意地悪な兄と恋愛ゲーム



「ねー、やっぱり誰もいない」


「もう、行こう?なんか、気味悪い…」



 女の子達が去って行く足音が聞こえる。

 美咲はその足音を、包まれたカーテンの中で聞いていた。


 あ、危なかった…


 彼女達が迫ってくる直前、晴斗は、窓際の長いカーテンの中に美咲を引き込んだ。

 なんとか絶体絶命のピンチは回避出来たけれど、現在、二人仲良くカーテンの中で密着中。

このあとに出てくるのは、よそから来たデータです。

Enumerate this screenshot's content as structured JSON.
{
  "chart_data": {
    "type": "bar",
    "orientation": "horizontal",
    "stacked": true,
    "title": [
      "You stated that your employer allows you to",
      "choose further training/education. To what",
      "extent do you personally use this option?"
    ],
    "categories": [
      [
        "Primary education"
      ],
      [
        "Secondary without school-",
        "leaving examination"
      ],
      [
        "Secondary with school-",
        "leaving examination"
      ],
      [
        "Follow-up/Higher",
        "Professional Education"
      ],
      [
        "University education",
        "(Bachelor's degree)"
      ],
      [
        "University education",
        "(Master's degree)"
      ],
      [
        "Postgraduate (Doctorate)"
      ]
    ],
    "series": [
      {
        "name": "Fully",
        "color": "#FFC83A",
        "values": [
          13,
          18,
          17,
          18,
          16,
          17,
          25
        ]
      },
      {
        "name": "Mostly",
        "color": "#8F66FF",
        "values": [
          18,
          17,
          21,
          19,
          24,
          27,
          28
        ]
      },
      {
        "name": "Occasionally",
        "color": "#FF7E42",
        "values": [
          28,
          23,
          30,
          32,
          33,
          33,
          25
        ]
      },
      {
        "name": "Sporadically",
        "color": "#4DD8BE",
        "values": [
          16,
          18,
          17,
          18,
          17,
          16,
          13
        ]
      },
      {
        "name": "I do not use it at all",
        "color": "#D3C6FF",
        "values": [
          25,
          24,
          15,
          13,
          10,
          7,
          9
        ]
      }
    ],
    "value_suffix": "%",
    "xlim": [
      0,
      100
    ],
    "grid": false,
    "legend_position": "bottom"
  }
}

 しかも晴斗は後ろから、美咲の腰に手を回し、抱きしめてくる。


 図書室のドアがバタンと閉まると、晴斗が耳元で囁いた。


「これは、お仕置きだよ?」


「な、何の…?」


「俺があの子達の事、苦手って気付いて、わざわざ教えに行こうとしたでしょ?」


 耳がゾワゾワとして、くすぐったい。

 それに、晴斗と距離が近すぎて胸がドキドキする。


「これもミミちゃんと同じで、昔の仕返しのつもりなの?」


「…っ」


「美咲がそんな意地悪するなら、俺もそれ以上の意地悪をするよ?」


「も、もうしない。あの子達行ったから、離れてよ」


 この状況が恥ずかしくて、すぐに逃れようとしたのに、腰はがっちりと固定されたままだ。


「だめ…」


 そして晴斗は、美咲の小さな耳を甘噛みする。